İsmet Çiğit, Haldızlar’a sattıktan sonra da çalışmayı sürdürdüğü, şimdilerde atarlandığı Özgür Kocaeli’de bir gün Kocaeli Birlikspor’daki vurgunu yazıp bir sonraki gün halen AKP Kocaeli Milletvekili, eski bakanlardan Fikri Işık ile “dost” olduğunu yazmıştı.

Gazeteciden dost olmayacağını her zaman savunan biri olarak İsmet Çiğit’in Tahir Büyükakın ile ikili sohbetini, içeriği her ne olursa olsun teşhir etmesi tezimin kanıtıdır.

Başkaları bir porsiyon etli yemek bir taze portakal suyuna her denileni yazmakta olabilir. Tespite bende tanık olduklarımdan sebep, tüm camia için söz konusu olmayacak şekilde katılırım ama İsmet Çiğit de hiç aynaya bakmıyor anlaşılan:

Şahsım adına..

15 Temmuz’dan beş gün sonra başlayan OHAL sürecinde

Çalıştığı gazete üstelik son maaşa günler kala kapanan, tamire götürmeye hazırlandığı fotoğraf makinesi içeride kalan ve alamayan, tam o süreçlerde üyesi olduğu KOGACE’den sorgusuz sualsiz savunmasız ihraç edilip meteliğe kurşun attığı günlerde ücretsiz seyahat kartı da iptal edilen biri olarak..
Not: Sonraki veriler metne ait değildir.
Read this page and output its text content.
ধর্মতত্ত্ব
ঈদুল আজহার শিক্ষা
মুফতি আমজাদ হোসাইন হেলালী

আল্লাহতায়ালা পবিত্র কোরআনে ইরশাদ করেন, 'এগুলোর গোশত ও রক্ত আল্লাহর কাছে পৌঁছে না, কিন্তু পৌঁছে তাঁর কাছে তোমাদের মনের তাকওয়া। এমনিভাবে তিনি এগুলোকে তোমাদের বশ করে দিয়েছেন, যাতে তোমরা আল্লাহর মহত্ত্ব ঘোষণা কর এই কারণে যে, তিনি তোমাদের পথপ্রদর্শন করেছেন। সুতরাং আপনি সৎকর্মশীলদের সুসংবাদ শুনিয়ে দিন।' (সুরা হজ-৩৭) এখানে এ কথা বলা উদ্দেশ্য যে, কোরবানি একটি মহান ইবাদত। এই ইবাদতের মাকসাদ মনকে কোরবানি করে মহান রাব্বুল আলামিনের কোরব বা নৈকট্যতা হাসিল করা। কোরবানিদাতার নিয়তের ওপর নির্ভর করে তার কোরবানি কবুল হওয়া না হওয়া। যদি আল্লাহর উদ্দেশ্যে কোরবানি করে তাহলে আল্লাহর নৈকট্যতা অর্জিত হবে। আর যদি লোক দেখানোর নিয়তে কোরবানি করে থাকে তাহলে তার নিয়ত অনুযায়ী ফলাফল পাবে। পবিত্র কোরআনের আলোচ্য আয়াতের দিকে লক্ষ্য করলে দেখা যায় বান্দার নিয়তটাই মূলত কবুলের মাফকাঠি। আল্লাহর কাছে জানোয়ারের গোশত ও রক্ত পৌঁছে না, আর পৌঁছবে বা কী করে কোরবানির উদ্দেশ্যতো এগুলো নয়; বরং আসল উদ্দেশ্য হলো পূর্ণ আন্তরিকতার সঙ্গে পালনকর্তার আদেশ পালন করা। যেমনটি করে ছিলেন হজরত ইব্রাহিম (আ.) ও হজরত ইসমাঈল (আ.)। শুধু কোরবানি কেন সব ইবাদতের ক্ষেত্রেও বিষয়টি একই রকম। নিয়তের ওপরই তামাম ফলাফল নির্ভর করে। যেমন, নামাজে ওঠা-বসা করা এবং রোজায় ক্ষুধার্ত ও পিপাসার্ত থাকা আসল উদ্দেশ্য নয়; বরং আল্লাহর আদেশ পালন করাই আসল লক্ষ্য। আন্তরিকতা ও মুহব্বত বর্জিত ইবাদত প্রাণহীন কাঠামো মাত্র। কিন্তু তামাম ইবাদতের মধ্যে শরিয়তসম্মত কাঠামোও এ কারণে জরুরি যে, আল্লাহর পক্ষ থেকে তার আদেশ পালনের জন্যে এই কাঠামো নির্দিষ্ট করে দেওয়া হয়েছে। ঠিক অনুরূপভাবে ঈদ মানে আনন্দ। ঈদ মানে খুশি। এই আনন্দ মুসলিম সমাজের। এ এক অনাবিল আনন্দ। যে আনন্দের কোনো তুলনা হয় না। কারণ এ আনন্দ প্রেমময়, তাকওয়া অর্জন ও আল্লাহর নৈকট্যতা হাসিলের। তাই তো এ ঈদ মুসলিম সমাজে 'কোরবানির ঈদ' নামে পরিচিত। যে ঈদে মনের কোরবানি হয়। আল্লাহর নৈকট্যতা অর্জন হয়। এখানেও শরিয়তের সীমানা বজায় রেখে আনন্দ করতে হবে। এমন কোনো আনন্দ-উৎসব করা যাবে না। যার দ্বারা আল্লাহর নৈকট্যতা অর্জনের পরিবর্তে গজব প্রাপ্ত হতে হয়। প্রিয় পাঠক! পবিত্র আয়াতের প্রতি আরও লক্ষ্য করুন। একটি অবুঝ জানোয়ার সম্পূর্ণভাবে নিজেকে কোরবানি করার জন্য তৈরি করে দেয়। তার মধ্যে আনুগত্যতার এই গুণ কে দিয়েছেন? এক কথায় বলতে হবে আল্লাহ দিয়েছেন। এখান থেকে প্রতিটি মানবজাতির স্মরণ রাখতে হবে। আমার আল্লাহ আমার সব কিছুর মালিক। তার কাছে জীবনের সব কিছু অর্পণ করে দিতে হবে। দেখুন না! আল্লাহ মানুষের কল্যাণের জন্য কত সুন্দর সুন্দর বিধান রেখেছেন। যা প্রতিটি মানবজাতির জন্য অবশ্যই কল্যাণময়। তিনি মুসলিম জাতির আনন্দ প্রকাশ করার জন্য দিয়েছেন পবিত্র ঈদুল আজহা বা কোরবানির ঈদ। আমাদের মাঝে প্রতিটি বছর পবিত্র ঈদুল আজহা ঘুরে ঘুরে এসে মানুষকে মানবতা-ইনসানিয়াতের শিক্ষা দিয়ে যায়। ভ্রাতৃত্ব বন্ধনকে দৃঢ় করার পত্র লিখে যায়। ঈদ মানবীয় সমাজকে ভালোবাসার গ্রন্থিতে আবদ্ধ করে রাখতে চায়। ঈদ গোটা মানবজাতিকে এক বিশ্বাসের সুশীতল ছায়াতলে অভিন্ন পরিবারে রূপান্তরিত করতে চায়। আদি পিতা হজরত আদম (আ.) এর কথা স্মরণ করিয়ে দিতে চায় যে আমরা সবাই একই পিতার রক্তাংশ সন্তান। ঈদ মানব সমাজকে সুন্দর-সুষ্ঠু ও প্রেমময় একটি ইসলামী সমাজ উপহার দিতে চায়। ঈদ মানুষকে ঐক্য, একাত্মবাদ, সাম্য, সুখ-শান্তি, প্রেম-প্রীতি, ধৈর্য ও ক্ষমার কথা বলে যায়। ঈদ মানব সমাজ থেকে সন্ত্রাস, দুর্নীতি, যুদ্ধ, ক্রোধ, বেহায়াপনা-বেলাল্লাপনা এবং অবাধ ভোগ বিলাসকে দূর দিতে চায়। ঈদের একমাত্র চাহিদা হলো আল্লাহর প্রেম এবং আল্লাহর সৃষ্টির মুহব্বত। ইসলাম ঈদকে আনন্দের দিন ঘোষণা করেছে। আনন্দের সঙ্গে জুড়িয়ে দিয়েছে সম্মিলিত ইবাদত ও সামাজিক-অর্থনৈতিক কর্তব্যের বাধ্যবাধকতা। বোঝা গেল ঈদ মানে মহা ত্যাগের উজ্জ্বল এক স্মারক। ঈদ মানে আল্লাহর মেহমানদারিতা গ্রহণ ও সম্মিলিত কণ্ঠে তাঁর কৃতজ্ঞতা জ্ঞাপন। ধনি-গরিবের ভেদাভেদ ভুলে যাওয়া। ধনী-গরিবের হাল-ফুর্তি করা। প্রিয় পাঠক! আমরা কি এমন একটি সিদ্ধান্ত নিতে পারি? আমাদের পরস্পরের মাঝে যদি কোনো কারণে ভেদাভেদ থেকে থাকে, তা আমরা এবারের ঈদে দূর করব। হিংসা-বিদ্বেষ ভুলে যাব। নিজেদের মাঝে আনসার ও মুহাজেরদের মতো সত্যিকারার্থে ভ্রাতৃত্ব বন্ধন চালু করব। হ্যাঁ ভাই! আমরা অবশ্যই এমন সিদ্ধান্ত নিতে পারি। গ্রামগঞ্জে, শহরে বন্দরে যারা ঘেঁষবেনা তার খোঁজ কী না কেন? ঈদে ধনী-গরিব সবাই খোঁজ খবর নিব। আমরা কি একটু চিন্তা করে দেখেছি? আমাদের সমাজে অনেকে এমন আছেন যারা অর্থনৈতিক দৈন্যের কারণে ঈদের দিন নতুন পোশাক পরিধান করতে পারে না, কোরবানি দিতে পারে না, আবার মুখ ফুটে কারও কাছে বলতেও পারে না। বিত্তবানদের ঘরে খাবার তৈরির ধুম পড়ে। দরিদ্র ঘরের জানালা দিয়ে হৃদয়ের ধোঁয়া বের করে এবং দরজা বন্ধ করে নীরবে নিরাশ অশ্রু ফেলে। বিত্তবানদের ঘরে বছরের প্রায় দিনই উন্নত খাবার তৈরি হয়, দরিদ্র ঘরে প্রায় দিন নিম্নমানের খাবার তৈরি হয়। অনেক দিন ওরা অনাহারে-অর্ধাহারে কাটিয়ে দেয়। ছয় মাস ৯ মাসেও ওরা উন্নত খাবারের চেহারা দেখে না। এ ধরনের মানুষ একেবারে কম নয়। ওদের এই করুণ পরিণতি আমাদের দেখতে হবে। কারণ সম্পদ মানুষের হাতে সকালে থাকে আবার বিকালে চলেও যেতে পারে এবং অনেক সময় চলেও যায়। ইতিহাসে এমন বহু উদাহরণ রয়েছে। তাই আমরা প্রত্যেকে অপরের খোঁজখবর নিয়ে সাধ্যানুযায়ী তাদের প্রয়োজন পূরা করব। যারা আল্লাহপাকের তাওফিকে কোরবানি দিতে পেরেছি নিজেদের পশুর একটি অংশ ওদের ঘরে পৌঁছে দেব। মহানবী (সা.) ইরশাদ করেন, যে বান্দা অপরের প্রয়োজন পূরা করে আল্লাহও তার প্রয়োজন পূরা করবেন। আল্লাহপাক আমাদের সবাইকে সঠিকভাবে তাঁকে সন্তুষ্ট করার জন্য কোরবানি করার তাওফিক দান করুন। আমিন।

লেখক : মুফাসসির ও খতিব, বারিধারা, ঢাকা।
O süreçte dahi öyle ahlaksız tekliflere maruz kalmamış olmamın getirdiği rahatlıkla soruyorum ki..

İsmet Çiğit’e o ahlaksız teklif, Çiğit’te ne zafiyet görüldü de gidiyor?

Kişi biraz da kendini sorgulamalı, diyorum.

Tuz zaten kokmuş, çivi zaten çıkmıştı..

Sorun sistemin başkan değiştirmesi değil sistemin kendisinde, zaten hep diyordum.

Bir kere daha diyorum.

Gerekirse yine demek kaydıyla..

Başka da bi’şi demiyorum.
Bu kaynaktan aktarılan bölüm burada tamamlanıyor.